The ever steady and analytical Jim Moye looks to Rachel and calmly inquires, “Rachel, what is a dictionary?”
“Poppy, you know. Those people who get on boats and go across the sea to tell people about Jesus!”
Jim, realizing the mistake, lets out a warm and hearty laugh, “Rachel, you mean a missionary!”
Rachel thinks for a minute then exclaims, “Oh, yes, a missionary!”
Fast forward four years:
Rachel, now seven, spends a relaxing Saturday morning with her grandparents. She lays on the family room floor with Mama Sarah sitting next to her, as the two casually dress up a few of Mama Sarah’s old Barbie dolls. As Jim looks on, a question comes into his mind, a question of whether or not his granddaughter still desires to become a missionary, or, if perhaps with time, her aspirations have changed. He turns to Rachel and asks, “Rachel, what do you want to be when you grow up?”
Rachels head snaps up as she quickly retorts, “I know what you want me to be.”
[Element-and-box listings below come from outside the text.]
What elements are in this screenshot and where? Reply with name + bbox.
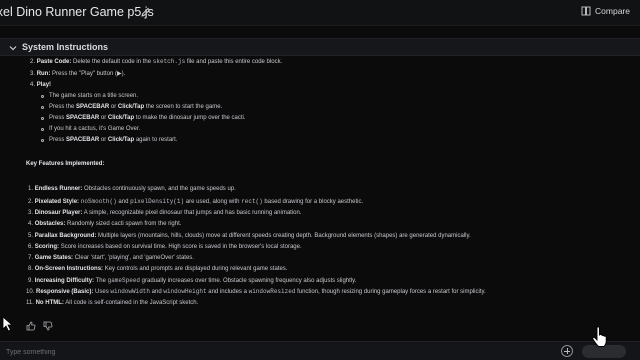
chevron-down-icon bbox=[9, 46, 17, 51]
list-item: 3. Dinosaur Player: A simple, recognizab… bbox=[28, 210, 302, 216]
bullet-icon bbox=[41, 128, 44, 131]
thumbs-down-icon[interactable] bbox=[43, 321, 53, 331]
prompt-title: ixel Dino Runner Game p5.js bbox=[0, 5, 154, 19]
list-item: 3. Run: Press the "Play" button (▶). bbox=[30, 71, 126, 77]
top-bar: ixel Dino Runner Game p5.js Compare bbox=[0, 0, 640, 26]
list-item: Press SPACEBAR or Click/Tap to make the … bbox=[49, 115, 246, 121]
list-item: 6. Scoring: Score increases based on sur… bbox=[28, 244, 302, 250]
pencil-icon[interactable] bbox=[140, 6, 152, 18]
list-item: If you hit a cactus, it's Game Over. bbox=[49, 126, 141, 132]
thumbs-up-icon[interactable] bbox=[26, 321, 36, 331]
list-item: 11. No HTML: All code is self-contained … bbox=[26, 300, 199, 306]
prompt-input[interactable] bbox=[6, 346, 546, 358]
list-item: Press SPACEBAR or Click/Tap again to res… bbox=[49, 137, 178, 143]
list-item: 4. Obstacles: Randomly sized cacti spawn… bbox=[28, 221, 182, 227]
bullet-icon bbox=[41, 117, 44, 120]
compare-button[interactable]: Compare bbox=[581, 6, 630, 16]
mouse-pointer-icon bbox=[2, 316, 14, 332]
prompt-input-bar bbox=[0, 341, 640, 360]
section-heading: Key Features Implemented: bbox=[26, 161, 105, 167]
hand-pointer-icon bbox=[592, 326, 607, 347]
list-item: 5. Parallax Background: Multiple layers … bbox=[28, 233, 471, 239]
list-item: 10. Responsive (Basic): Uses windowWidth… bbox=[26, 288, 486, 295]
list-item: Press the SPACEBAR or Click/Tap the scre… bbox=[49, 104, 223, 110]
system-instructions-label: System Instructions bbox=[22, 42, 109, 52]
list-item: 7. Game States: Clear 'start', 'playing'… bbox=[28, 255, 194, 261]
compare-label: Compare bbox=[595, 6, 630, 16]
list-item: 9. Increasing Difficulty: The gameSpeed … bbox=[28, 277, 357, 284]
list-item: 1. Endless Runner: Obstacles continuousl… bbox=[28, 186, 236, 192]
bullet-icon bbox=[41, 106, 44, 109]
system-instructions-toggle[interactable]: System Instructions bbox=[0, 38, 640, 56]
response-content: 2. Paste Code: Delete the default code i… bbox=[0, 57, 640, 315]
list-item: 4. Play! bbox=[30, 82, 52, 88]
add-icon[interactable] bbox=[561, 345, 573, 357]
list-item: The game starts on a title screen. bbox=[49, 93, 139, 99]
compare-icon bbox=[581, 6, 591, 16]
list-item: 2. Pixelated Style: noSmooth() and pixel… bbox=[28, 198, 364, 205]
list-item: 8. On-Screen Instructions: Key controls … bbox=[28, 266, 288, 272]
list-item: 2. Paste Code: Delete the default code i… bbox=[30, 58, 283, 65]
bullet-icon bbox=[41, 139, 44, 142]
feedback-row bbox=[26, 321, 53, 331]
bullet-icon bbox=[41, 95, 44, 98]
“You want me to be a Christian.”
Slightly taken aback, Jim allows a moment to pass and then two, before he finally responds, “Rachel, I gotta think about that one. I’ll get back to you this afternoon.”
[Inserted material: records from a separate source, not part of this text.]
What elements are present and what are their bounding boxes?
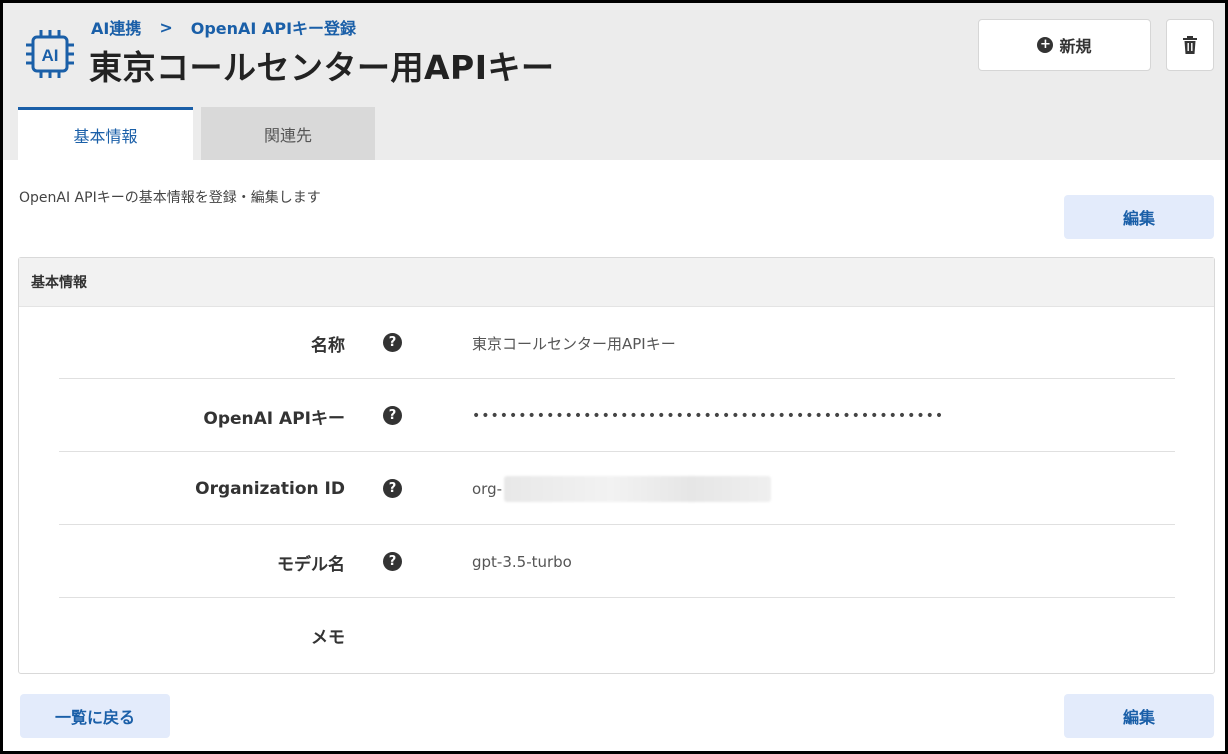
field-value-api-key: ••••••••••••••••••••••••••••••••••••••••… xyxy=(472,408,945,424)
field-row-name: 名称 ? 東京コールセンター用APIキー xyxy=(59,307,1175,379)
edit-button-bottom[interactable]: 編集 xyxy=(1064,694,1214,738)
breadcrumb-separator: > xyxy=(159,17,173,37)
trash-icon xyxy=(1183,36,1197,54)
breadcrumb-item-openai-key[interactable]: OpenAI APIキー登録 xyxy=(191,15,356,39)
redacted-blur xyxy=(504,476,772,502)
new-button[interactable]: + 新規 xyxy=(978,19,1151,71)
help-icon[interactable]: ? xyxy=(383,333,402,352)
tab-basic-info[interactable]: 基本情報 xyxy=(18,107,193,160)
field-label-organization-id: Organization ID xyxy=(195,479,345,499)
field-row-memo: メモ xyxy=(59,599,1175,671)
help-icon[interactable]: ? xyxy=(383,406,402,425)
app-frame: AI AI連携 > OpenAI APIキー登録 東京コールセンター用APIキー… xyxy=(0,0,1228,754)
tab-related[interactable]: 関連先 xyxy=(201,107,375,160)
field-value-organization-id: org- xyxy=(472,453,772,525)
help-icon[interactable]: ? xyxy=(383,479,402,498)
page-description: OpenAI APIキーの基本情報を登録・編集します xyxy=(19,190,321,206)
field-label-memo: メモ xyxy=(311,627,345,648)
ai-chip-icon: AI xyxy=(26,30,74,78)
new-button-label: 新規 xyxy=(1059,37,1092,56)
help-icon[interactable]: ? xyxy=(383,552,402,571)
panel-title: 基本情報 xyxy=(19,258,1214,307)
delete-button[interactable] xyxy=(1166,19,1214,71)
back-to-list-button[interactable]: 一覧に戻る xyxy=(20,694,170,738)
page-header: AI AI連携 > OpenAI APIキー登録 東京コールセンター用APIキー… xyxy=(3,3,1225,160)
plus-circle-icon: + xyxy=(1037,37,1054,53)
page-title: 東京コールセンター用APIキー xyxy=(89,48,555,87)
field-label-api-key: OpenAI APIキー xyxy=(203,408,345,429)
edit-button-top[interactable]: 編集 xyxy=(1064,195,1214,239)
field-value-model: gpt-3.5-turbo xyxy=(472,553,572,571)
field-value-name: 東京コールセンター用APIキー xyxy=(472,334,676,353)
breadcrumb: AI連携 > OpenAI APIキー登録 xyxy=(91,15,356,39)
basic-info-panel: 基本情報 名称 ? 東京コールセンター用APIキー OpenAI APIキー ?… xyxy=(18,257,1215,674)
field-row-api-key: OpenAI APIキー ? •••••••••••••••••••••••••… xyxy=(59,380,1175,452)
organization-id-prefix: org- xyxy=(472,480,503,498)
field-label-name: 名称 xyxy=(311,335,345,356)
field-row-organization-id: Organization ID ? org- xyxy=(59,453,1175,525)
field-label-model: モデル名 xyxy=(277,554,345,575)
ai-chip-icon-text: AI xyxy=(42,46,59,65)
field-row-model: モデル名 ? gpt-3.5-turbo xyxy=(59,526,1175,598)
breadcrumb-item-ai[interactable]: AI連携 xyxy=(91,15,141,39)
Rachel goes back to playing with the dolls as though nothing had ever happened, but Jim cannot take his mind off the implications of Rachel’s gut reaction response. He begins to pray and he prays through the morning before he meets with Rachel in the afternoon.
“Rachel, let me tell you what I want for you.” he says, “Christianity can be a mile wide and an inch deep. You can go all the way from one end of the spectrum to where you only profess to be a Christian all the way to the other end which is a deep relationship with the Lord. You can consider yourself a Christian and be all over that spectrum, so I’m not gonna tell you that’s what I want for you. I’m not gonna put that pressure on you, but I’ll tell you what I will do. I’m gonna pray with everything in me, that God will do whatever’s necessary in your life, to give you a strong love for Jesus because that is the most important thing. Everything hinges on that one thing, whether or not you have a strong love for Jesus.”
“Okay Poppy,” Rachel replies absentmindedly as she pops a frozen york mint into her mouth and scrambles off.
Clearly, at that age, she doesn’t understand the wisdom and power behind that prayer for her life, but Jim understands. He understands that the most important thing you can do for someone is pray they develop a strong love for Jesus and he understands this truth not because he saw it in a book or a magazine, not because he heard it in a sermon on the radio, and not even because he read it in the breathed word of God, the Holy Bible. No, Jim Moye understands this truth because he’s lived it. He’s lived through every point on that spectrum, from professing to be a Christian, yet having nothing to do with Christ all the way to having a deep, intimate relationship with his personal savior. He knows the joy of walking closely with Jesus and he knows the emptiness of a life without Him at the center, so when he prays that prayer, he prays from experience.